Tax accounting is part of the broader service Tax Assurance. Tax accounting is the structure of accounting for determining tax assets and tax liabilities, tax expenses and tax income in the accounting records for business and individuals. It applies the tax regulations and case law, rather than using the accounting frameworks, such as IFRS or GAAP. Tax accounting may result in a difference between the income figures for purposes of the financial statements and for taxation purposes.
Tax always plays an important role in almost every facet of a business. To avoid surprises related to tax, tax advice needs to be sought before you enter into business transactions. Therefore, tax planning is best developed in advance. However, certain transactions may have been undertaken without proper tax planning or even without any tax planning at all. In those situations, you will need to identify tax risks and find ways to mitigate these tax risks.

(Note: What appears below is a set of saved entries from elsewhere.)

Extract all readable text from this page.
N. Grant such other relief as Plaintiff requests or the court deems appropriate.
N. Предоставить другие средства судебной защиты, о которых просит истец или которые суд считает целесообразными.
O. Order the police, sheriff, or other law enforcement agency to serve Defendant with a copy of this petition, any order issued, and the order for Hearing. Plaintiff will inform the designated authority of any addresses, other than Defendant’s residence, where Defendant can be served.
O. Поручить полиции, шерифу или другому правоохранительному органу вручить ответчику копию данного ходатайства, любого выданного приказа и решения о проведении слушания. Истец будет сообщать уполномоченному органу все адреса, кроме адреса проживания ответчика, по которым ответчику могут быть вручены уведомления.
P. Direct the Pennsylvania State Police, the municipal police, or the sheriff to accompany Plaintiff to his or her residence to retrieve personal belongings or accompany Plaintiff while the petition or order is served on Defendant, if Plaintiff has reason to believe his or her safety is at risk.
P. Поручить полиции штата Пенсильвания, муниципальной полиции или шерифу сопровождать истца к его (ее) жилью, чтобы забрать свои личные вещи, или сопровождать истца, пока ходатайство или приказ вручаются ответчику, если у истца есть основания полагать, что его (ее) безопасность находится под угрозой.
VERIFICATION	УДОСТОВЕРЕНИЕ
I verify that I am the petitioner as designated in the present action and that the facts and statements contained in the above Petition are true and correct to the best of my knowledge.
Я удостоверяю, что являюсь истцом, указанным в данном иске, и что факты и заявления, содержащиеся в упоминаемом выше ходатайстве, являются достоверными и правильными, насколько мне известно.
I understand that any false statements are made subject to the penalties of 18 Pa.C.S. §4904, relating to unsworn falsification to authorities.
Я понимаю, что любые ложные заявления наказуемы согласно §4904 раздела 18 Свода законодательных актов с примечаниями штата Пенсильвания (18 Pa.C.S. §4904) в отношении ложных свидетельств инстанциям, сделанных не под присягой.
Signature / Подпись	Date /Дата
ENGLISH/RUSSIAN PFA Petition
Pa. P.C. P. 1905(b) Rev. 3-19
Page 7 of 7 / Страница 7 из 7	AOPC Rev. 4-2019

Tax assurance is a service in which the processes in a company are evaluated to determine what the tax consequences are. Based on this analysis, measures can be taken to identify and mitigate tax risks.
Nowadays it is of utmost importance to be in compliance with your tax obligations. Due to amongst others budget deficits, governments are applying stricter supervision on tax compliance. Precise compliance is vital, not only to prevent fines but also to avoid triggering tax audits and investigations.
Although companies do their utmost to be in compliance with tax laws and regulations, there are cases in which a company takes a different position from the tax authorities. This can result in corrections and fines, which may or may not be the result of a tax audit. Through our tax controversy and representation services our experts analyze the situation at hand and provide solutions and arguable positions.
Our tax due diligence process starts with a thorough analysis of the debtor's list as provided by the tax authorities. Subsequently, our experts analyze the tax returns that have been filed in the past by the company that will be acquired. This analysis includes both a correctness and a completeness check.
Instead of an extensive tax due diligence, some clients just want to know if they are in compliance with tax laws and regulations. Are you filing your tax returns correctly? Are the calculated taxable income and profit tax due correct? A tax quick scan is a high level analysis which is both cost and time efficient. It helps companies to identify tax risks and exposure.